Successful ballot initiatives often cost millions of dollars. Sensible Florida may have trouble raising the money it needs. A law passed by the Legislature earlier this year limits individual campaign contributions to groups backing or opposing ballot initiatives to $3,000 — until the proposal is cleared for the ballot.

Minardi noted that the law is the subject of at least one legal challenge.

The court’s ruling Thursday is the latest in a string of defeats for advocates of expanded cannabis access. In April, the court defeated a different, industry-backed marijuana legalization initiative, ruling that it, too, was misleading. And in May, justices found Florida’s medical marijuana regulations to be constitutional — a blow to smaller businesses hoping to enter the heavily regulated industry.

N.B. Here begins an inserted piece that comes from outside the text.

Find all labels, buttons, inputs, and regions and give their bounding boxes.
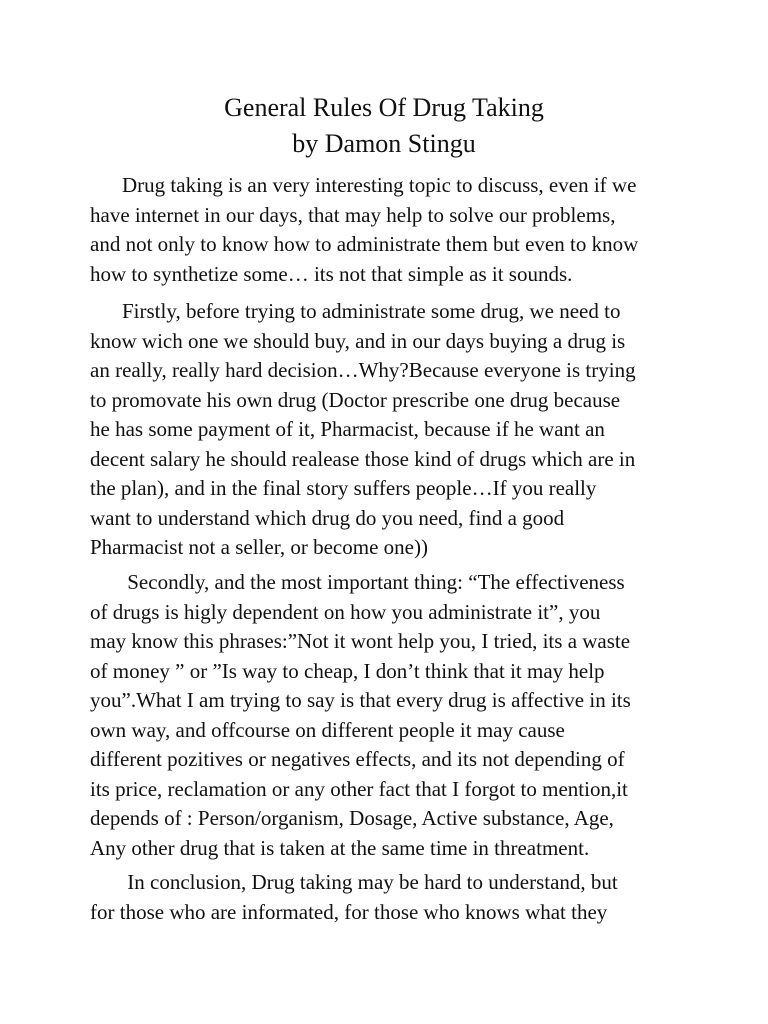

Charlie Crist, the Democratic congressman who hopes to challenge DeSantis in the 2022 governor’s race, blasted the court’s decision on Twitter.

“The Florida Supreme Court that @GovRonDeSantis packed with partisan judges just denied another ballot initiative to let Floridians vote on legalizing marijuana. This is wrong. Legalization should be up to the people of Florida,” Crist tweeted.

When he was governor, Crist appointed Canady and Polston, who sided with the majority, to the Supreme Court. Crist also appointed Jorge Labarga, who dissented in this case.

The Florida Chamber of Commerce celebrated the court’s ruling.

“We applaud the Court for...protecting voters from efforts to obscure the initiative’s true purpose, unlimited marijuana for all,” the chamber’s president and CEO Mark Wilson said in a statement.